Dentro do casebre lá estava ela, uma bela vaca castanha de trabalho, aflita, arfando, gemendo, de forças esgotadas. Trouxeram gambiarras e começou o trabalho. Viam-se os quatro membros do vitelo à saída da vagina. Impunha-se a recolocação do vitelo na posição normal para que pudesse sair; havia que o esticar dentro do útero materno. O Professor meteu a mão e começou a empurrar. E foi empurrando, empurrando, empurrando até que já nos parecia uma eternidade sem nada acontecer. O vitelo não se movia um milímetro. Aumentou a intensidade da força. Tornou a empurrar desta vez gemendo, gemendo, acompanhando a força de contracção da vaca. Agora gemiam os dois. O homem suava e sofria como nunca teria imaginado ver um homem sofrer de parto. Começávamos a perceber que algo de errado havia. O desespero do clínico era evidente. A sua vasta experiência dizia-lhe que aquele caso era um fenómeno extraordinário. Os donos e vizinhos do animal estavam estupefactos. O homem fez uma pausa.
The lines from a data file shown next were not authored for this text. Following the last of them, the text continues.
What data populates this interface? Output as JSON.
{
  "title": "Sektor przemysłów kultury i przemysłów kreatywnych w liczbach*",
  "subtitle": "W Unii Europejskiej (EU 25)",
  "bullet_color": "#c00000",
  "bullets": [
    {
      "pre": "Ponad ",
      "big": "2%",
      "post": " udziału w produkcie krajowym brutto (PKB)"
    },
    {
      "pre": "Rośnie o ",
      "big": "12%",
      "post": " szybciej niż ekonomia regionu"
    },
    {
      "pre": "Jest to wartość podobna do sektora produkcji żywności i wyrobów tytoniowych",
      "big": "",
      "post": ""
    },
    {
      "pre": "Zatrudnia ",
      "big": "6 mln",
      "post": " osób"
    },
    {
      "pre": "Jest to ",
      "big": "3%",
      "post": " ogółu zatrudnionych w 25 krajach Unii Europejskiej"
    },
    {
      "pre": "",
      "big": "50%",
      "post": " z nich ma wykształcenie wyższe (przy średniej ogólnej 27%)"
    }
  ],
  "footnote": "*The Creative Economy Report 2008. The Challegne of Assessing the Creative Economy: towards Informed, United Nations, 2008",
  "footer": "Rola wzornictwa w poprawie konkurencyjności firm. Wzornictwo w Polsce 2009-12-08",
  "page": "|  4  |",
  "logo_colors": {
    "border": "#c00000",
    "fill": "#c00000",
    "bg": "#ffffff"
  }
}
Respirou fundo e voltou a meter o braço no canal de parto mas desta vez até ao ombro e começou a tactear lá por dentro. “Ai, ai, ai, ai, ai, que lhe estou a sentir um rim! Tragam o material: vamos para cesariana”
Foi uma azáfama. Duas dezenas de alunos a ajudar e atrapalhar ao mesmo tempo, tentando colocar os instrumentos a jeito. A experiência por fim tomara conta do assunto e o útero acabava de ser aberto com bisturi. O que vimos então, nessa noite memorável, foi algo de assombroso: nascera um monstro! Era um vitelo, sem vida, em forma de bola mas virado do avesso, com a pele no seu interior, as vísceras à mostra, e as quatro patas unidas num dos pólos... As pessoas da aldeia começaram a rezar, a benzer-se, algumas ajoelharam-se erguendo as mãos aos céus. Outros falavam em belzebu e também ouvi a palavra Satanás.
Eu sentia-me transportada para o mundo mágico. Mas sabia bem o que era aquele ser: Um Schistosoma reflexus, tal e qual vinha nos livros de teratologia. Um engano da natureza durante a vida embrionária. O projecto de vitelo, não se sabe bem por que vontades, parece que se vira do avesso.
Pensei cá para mim que a natureza era tão fantástica que até os erros que produzia podiam ser admiráveis.
A vaca pode por fim descansar em paz e os proprietários tentaram pagar os seus pecados na igreja local. E nós regressámos à cidade em êxtase.